It is of critical importance to understand the relationships between crop yield, soil properties and topographic characteristics for agricultural management. This study’s objective was to compare techniques to quantify the relationship between soil and topographic characteristics for predicting crop yield using high-resolution data and analytical techniques. The study was conducted on a multiple field dataset located in Southwestern Ontario, Canada, where few studies have assessed the impact of applications for precision agriculture and machine learning (ML) to the soil property-yield relationship in this region. The dataset included 145,500 observations of corn and soybean yield, topographic and soil nutrient characteristics. The attributes considered for this study included pH, soil organic matter (OM) content, cation exchange capacity (CEC), soil test phosphorus, zinc (Zn), potassium (K), elevation and topographic wetness index. Multiple linear regression (MLR), artificial neural networks, decision trees and random forests were compared to identify methods able to relate soil properties and crop yields on a subfield scale (2 m). Random forests were the most successful at predicting yield with an R² value of 0.85 for corn and 0.94 for soybeans. MLR was the least successful with an R² of 0.40 for corn and 0.45 for soybeans. Cross-validation experiments showed that random forest models in most cases could predict low- and high-yield areas from fields excluded from training datasets, but this was not possible in all cases. Techniques tested the models and identified significant soil and topographic attributes when predicting yield, though the identification was subject to some uncertainty. These results suggest that ML techniques might be used to predict high yield areas of fields without existing yield maps, if those fields have similar relationships of soil properties to yield.

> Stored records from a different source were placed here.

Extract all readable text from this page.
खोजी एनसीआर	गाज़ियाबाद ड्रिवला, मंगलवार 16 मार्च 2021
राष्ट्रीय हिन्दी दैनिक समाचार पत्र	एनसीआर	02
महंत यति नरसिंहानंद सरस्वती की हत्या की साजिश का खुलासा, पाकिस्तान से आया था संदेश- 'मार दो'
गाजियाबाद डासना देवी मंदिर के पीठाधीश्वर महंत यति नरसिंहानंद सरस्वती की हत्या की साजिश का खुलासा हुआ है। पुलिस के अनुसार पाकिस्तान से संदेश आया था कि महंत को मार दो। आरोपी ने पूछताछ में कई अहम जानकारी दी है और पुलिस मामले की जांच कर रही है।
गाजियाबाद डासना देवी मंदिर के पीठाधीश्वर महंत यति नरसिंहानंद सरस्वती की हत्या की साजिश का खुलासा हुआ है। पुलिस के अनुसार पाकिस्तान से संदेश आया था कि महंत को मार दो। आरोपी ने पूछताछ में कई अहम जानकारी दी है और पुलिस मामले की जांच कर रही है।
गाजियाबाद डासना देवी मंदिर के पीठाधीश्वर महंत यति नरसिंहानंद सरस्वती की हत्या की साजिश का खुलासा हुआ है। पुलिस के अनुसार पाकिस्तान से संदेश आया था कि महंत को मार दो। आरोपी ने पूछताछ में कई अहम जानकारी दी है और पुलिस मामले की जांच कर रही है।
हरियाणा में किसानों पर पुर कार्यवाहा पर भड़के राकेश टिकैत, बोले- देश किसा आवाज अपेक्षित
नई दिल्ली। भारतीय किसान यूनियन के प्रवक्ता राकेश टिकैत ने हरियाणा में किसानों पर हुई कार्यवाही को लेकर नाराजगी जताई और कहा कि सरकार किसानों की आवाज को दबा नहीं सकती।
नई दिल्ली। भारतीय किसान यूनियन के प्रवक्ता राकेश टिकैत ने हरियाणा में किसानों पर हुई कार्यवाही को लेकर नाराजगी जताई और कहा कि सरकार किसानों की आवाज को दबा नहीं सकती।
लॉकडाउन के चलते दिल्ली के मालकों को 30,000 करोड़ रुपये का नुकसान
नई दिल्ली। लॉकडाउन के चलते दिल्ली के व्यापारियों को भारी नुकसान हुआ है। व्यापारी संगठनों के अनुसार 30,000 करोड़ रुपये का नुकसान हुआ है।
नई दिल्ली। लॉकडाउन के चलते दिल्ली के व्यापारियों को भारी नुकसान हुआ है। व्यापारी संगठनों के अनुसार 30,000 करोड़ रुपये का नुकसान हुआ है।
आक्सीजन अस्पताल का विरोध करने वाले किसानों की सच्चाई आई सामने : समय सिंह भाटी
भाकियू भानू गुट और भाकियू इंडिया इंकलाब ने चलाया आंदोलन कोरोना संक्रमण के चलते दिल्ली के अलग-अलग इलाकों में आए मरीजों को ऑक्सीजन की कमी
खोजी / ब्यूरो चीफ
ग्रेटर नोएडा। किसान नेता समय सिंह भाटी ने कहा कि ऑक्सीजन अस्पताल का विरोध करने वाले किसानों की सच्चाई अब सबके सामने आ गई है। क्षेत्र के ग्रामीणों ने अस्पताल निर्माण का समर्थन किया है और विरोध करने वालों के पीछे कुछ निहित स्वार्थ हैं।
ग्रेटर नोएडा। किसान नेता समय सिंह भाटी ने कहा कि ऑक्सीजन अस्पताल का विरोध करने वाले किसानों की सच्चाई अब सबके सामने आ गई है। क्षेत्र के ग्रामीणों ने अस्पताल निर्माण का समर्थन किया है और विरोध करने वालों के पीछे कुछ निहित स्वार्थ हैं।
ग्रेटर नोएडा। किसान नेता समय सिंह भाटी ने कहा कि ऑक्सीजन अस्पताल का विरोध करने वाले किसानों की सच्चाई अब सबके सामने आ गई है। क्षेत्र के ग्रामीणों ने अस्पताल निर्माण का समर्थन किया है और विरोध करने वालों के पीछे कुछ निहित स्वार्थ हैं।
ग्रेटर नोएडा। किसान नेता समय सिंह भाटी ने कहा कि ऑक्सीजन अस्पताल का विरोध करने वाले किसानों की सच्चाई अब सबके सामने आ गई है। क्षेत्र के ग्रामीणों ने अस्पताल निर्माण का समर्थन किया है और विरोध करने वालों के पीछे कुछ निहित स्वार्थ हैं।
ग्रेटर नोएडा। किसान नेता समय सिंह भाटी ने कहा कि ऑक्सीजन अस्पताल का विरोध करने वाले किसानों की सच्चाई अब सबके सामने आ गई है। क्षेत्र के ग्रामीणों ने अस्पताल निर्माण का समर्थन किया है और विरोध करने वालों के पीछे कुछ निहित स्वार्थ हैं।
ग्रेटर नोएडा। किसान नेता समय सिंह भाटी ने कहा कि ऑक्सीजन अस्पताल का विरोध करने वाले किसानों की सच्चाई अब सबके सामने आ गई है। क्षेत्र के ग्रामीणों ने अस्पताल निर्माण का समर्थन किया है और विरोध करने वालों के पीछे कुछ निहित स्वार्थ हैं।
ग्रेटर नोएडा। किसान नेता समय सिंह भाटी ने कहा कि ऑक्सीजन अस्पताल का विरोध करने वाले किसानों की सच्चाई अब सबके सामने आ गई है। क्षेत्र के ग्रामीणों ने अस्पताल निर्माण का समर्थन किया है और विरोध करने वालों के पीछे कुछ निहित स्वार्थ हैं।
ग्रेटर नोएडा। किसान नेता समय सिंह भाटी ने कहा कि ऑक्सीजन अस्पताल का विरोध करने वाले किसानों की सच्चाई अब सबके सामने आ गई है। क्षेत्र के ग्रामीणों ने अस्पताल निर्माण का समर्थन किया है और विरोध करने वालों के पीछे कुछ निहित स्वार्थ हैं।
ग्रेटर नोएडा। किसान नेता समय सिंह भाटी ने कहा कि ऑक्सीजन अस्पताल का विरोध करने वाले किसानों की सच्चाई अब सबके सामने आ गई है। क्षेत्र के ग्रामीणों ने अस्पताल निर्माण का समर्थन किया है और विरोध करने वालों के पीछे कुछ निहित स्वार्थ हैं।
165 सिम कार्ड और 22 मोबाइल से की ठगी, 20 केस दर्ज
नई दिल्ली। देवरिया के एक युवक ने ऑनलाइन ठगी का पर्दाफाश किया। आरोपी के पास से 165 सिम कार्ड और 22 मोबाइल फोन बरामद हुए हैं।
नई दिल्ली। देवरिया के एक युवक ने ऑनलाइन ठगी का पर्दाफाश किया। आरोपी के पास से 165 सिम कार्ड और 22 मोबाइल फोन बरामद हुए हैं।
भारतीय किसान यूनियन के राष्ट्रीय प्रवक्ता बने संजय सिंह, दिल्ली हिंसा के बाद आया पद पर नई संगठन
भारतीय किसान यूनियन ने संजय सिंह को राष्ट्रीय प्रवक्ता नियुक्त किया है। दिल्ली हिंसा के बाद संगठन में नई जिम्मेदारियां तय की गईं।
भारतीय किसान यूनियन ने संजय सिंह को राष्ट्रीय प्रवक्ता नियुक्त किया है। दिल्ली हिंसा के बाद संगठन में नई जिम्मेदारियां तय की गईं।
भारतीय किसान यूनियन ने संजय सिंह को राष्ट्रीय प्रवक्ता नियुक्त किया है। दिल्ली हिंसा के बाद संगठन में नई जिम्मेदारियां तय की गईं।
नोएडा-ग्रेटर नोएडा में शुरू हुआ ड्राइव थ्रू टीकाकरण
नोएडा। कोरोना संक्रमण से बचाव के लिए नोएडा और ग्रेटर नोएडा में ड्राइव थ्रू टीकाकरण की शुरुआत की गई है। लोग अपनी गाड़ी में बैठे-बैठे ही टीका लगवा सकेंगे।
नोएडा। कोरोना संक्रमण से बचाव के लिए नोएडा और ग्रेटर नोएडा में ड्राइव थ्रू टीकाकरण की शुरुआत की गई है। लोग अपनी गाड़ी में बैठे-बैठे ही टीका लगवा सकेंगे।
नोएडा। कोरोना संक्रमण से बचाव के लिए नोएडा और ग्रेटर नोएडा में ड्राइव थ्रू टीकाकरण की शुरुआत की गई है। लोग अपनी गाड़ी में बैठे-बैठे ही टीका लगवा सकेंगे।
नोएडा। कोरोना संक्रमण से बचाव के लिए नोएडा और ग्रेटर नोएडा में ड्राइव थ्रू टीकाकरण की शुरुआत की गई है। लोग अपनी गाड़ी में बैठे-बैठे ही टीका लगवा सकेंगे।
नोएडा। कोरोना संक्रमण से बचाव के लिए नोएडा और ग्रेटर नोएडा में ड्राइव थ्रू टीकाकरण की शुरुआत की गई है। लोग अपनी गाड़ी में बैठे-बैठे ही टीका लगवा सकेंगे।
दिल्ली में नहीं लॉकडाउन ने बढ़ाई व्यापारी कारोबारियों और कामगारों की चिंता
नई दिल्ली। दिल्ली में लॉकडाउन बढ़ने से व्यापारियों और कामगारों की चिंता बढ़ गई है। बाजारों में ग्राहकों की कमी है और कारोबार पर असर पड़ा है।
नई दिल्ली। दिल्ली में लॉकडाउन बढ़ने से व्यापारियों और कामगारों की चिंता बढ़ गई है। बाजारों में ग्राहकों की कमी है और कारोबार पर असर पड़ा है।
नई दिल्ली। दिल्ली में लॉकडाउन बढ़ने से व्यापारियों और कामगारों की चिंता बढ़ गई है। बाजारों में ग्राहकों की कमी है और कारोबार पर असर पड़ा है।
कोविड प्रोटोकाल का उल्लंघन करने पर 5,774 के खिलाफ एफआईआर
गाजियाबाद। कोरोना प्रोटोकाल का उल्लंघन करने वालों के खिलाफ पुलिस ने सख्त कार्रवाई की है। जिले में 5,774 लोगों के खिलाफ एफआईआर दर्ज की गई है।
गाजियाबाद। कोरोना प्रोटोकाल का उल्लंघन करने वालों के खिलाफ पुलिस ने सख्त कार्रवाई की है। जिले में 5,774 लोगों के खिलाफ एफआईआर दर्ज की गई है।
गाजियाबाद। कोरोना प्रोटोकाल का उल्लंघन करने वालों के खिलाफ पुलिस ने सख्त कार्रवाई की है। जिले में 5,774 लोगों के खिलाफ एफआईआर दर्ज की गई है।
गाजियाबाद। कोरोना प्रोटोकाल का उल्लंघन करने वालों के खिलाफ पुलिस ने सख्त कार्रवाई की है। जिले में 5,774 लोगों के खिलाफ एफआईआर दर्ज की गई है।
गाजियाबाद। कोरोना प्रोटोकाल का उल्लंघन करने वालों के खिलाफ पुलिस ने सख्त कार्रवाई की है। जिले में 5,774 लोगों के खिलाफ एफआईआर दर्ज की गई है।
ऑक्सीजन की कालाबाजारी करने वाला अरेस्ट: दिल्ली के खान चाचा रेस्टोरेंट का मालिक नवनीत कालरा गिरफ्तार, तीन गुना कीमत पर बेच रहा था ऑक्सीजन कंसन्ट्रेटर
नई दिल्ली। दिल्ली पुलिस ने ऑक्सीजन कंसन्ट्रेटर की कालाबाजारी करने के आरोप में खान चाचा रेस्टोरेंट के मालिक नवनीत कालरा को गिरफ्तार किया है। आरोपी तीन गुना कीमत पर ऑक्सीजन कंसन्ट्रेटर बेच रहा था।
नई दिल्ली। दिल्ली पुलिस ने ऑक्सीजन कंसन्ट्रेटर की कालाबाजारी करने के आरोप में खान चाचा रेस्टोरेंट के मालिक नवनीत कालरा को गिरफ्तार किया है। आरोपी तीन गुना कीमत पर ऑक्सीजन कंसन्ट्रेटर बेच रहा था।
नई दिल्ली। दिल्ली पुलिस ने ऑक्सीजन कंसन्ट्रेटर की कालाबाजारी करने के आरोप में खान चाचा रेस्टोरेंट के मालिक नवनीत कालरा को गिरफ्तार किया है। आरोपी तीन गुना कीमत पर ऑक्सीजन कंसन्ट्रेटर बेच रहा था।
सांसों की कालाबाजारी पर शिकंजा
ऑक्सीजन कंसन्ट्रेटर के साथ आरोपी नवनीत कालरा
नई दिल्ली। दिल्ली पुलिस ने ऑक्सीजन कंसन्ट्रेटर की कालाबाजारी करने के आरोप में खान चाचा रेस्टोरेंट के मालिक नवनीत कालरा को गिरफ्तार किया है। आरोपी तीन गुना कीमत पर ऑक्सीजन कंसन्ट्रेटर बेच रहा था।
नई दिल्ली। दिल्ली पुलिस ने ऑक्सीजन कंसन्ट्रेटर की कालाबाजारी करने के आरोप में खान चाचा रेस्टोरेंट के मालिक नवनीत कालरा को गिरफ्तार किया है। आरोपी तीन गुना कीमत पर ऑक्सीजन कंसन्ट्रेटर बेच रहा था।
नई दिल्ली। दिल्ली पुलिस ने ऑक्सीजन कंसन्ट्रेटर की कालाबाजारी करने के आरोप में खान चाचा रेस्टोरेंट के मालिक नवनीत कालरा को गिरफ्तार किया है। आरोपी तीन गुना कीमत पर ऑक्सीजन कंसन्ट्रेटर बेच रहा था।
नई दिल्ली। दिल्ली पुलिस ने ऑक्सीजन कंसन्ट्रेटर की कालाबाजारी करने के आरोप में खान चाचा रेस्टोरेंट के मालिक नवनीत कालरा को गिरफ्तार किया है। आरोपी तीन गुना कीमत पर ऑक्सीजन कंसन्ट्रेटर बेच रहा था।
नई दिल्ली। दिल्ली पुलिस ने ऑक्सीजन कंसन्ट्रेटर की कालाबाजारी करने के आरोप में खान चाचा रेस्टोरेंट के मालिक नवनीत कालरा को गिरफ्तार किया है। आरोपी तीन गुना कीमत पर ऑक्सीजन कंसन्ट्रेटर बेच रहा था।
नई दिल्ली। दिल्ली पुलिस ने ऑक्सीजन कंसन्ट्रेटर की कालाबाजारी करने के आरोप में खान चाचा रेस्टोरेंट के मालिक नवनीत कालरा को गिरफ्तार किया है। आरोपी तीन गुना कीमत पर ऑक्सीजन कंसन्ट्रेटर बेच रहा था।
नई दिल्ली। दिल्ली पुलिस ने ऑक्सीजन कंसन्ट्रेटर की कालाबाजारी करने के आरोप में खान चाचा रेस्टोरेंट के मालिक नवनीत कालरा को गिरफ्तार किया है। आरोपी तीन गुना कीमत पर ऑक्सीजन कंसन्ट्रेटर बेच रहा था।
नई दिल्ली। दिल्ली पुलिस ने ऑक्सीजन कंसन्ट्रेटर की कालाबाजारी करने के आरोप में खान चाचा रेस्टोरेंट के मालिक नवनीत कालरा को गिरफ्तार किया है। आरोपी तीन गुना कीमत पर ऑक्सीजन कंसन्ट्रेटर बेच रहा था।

了解作物产量、土壤特性和地形特征之间的关系对于农业管理至关重要。本研究的目的是比较技术以量化土壤和地形特征之间的关系，以使用高分辨率数据和分析技术预测作物产量。该研究是在位于加拿大安大略省西南部的一个多场数据集上进行的，很少有研究评估精准农业和机器学习 (ML) 应用对该地区土壤特性-产量关系的影响。该数据集包括对玉米和大豆产量、地形和土壤养分特征的 145,500 次观测。本研究考虑的属性包括 pH、土壤有机质 (OM) 含量、阳离子交换容量 (CEC)、土壤测试磷、锌（Zn）、钾（K）、海拔和地形湿度指数。对多元线性回归 (MLR)、人工神经网络、决策树和随机森林进行比较，以确定能够在子田规模 (2 m) 上关联土壤特性和作物产量的方法。随机森林在用 R 预测产量方面是最成功的²玉米的值为 0.85，大豆的值为 0.94。MLR 是最不成功的，玉米的 R ²为 0.40，大豆为 0.45。交叉验证实验表明，在大多数情况下，随机森林模型可以从训练数据集中排除的字段中预测低产和高产区域，但这并非在所有情况下都是可能的。技术测试了模型并在预测产量时确定了重要的土壤和地形属性，尽管识别存在一些不确定性。这些结果表明，如果这些田地具有相似的土壤特性与产量的关系，则可以使用 ML 技术来预测没有现有产量图的田地的高产区域。